Over the course of the illness, children with SLE develop malar rash, neurologic features (headache, chorea, seizures), and renal disease more frequently than do adults. Hematologic and renal involvement tends to be worse in children. Over the past several years, the overall prognosis of pSLE has improved due to earlier diagnosis and improved treatments. The primary causes of death are renal disease, infection, and CNS disease.

Treatment of SLE includes nonsteroidal anti-inflammatory drugs (NSAIDs), steroids, immunosuppressants, and biologic agents; the choice of medication depends on the extent of organ system involvement.

Acute rheumatic fever (ARF) is an autoimmune systemic inflammatory response to infection with GAβHS. ARF occurs after GAβHS pharyngitis but is not associated with streptococcal skin infections. Worldwide, rheumatic heart disease (RHD), a complication of ARF, is the most common form of acquired heart disease in all age groups.

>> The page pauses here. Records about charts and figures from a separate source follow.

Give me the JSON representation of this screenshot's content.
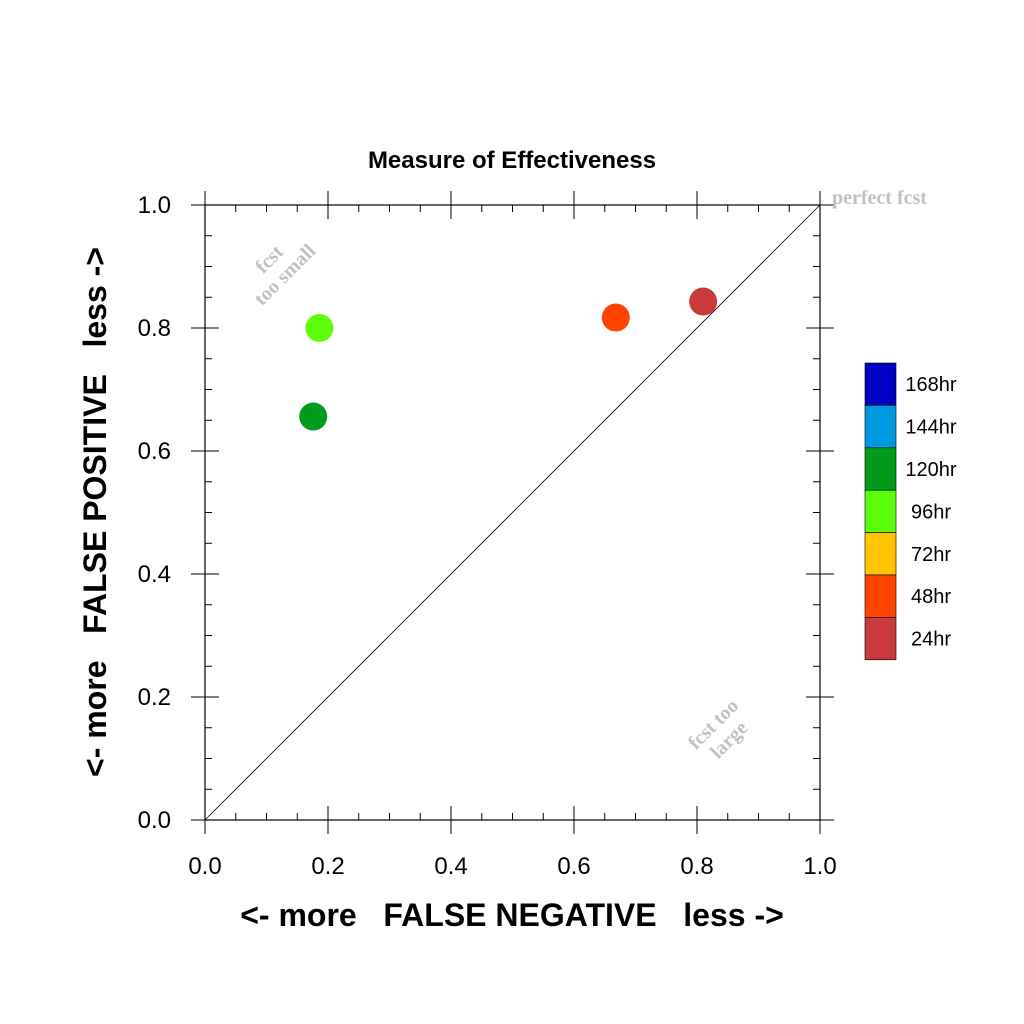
{
  "chart_data": {
    "type": "scatter",
    "title": "Measure of Effectiveness",
    "xlabel": "<- more   FALSE NEGATIVE   less ->",
    "ylabel": "<- more   FALSE POSITIVE   less ->",
    "xlim": [
      0,
      1
    ],
    "ylim": [
      0,
      1
    ],
    "xticks": [
      "0.0",
      "0.2",
      "0.4",
      "0.6",
      "0.8",
      "1.0"
    ],
    "yticks": [
      "0.0",
      "0.2",
      "0.4",
      "0.6",
      "0.8",
      "1.0"
    ],
    "grid": false,
    "reference_line": "diagonal",
    "annotations": {
      "perfect": "perfect fcst",
      "too_small_1": "fcst",
      "too_small_2": "too small",
      "too_large_1": "fcst too",
      "too_large_2": "large"
    },
    "legend": {
      "position": "right",
      "entries": [
        {
          "label": "168hr",
          "color": "#0000c4"
        },
        {
          "label": "144hr",
          "color": "#0099e0"
        },
        {
          "label": "120hr",
          "color": "#009a1c"
        },
        {
          "label": "96hr",
          "color": "#5cfe0c"
        },
        {
          "label": "72hr",
          "color": "#ffc400"
        },
        {
          "label": "48hr",
          "color": "#ff4400"
        },
        {
          "label": "24hr",
          "color": "#c93a3a"
        }
      ]
    },
    "points": [
      {
        "series": "24hr",
        "x": 0.81,
        "y": 0.843,
        "color": "#c93a3a"
      },
      {
        "series": "48hr",
        "x": 0.668,
        "y": 0.817,
        "color": "#ff4400"
      },
      {
        "series": "96hr",
        "x": 0.186,
        "y": 0.8,
        "color": "#5cfe0c"
      },
      {
        "series": "120hr",
        "x": 0.176,
        "y": 0.656,
        "color": "#009a1c"
      }
    ]
  }
}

The incidence of ARF peaks between 5 and 15 years of age. Only 5% of episodes arise in children younger than 5 years and it is almost unheard of in children younger than 2 years old.⁸ ARF is more common in girls. It is most common during the winter and spring. Although ARF generally develops 2 to 4 weeks following the inciting infection, it may present weeks to months later. One-third of children do not recall an antecedent sore throat.

The main clinical features of ARF are outlined in the modified Jones criteria (Table 111-1).⁹ The World Health Organization (WHO) has also developed criteria to aid in diagnosing ARF (Table 111-2). The WHO criteria are less stringent than the revised Jones criteria to reflect the increased incidence of ARF in developing countries. As diagnostic guidelines, they can be adapted to populations at high risk for ARF to improve the sensitivity for disease detection. Chorea and indolent carditis are not diagnosed until months after the onset of ARF, and due to waning or nonexistent antibody titers do not require evidence of an antecedent GAβHS infection.

Joint complaints are common in ARF and range from arthralgias to frank arthritis. Arthralgia is a minor manifestation of ARF in the absence of arthritis. The arthralgias are especially intense at night and can wake children from sleep. Pain is out of proportion to the clinical findings. Arthritis is a major manifestation of ARF and occurs in approximately 75% of cases. Classically, it involves larger joints, especially the knees, ankles, wrists, and elbows, and is migratory. Monoarticular arthritis is less common but may occur, especially with early use of anti-inflammatory medications. Synovial fluid in ARF usually has 10,000 to 100,000 WBC/mm³ with a predominance of neutrophils, protein of ≥4 g/dL, normal glucose, and the ability to form a good mucin clot. ARF arthritis responds dramatically to salicylates. There tends to be an inverse relationship between the severity of the arthritis and the severity of carditis. Joint symptoms of ARF tend to resolve within a month and leave no permanent damage.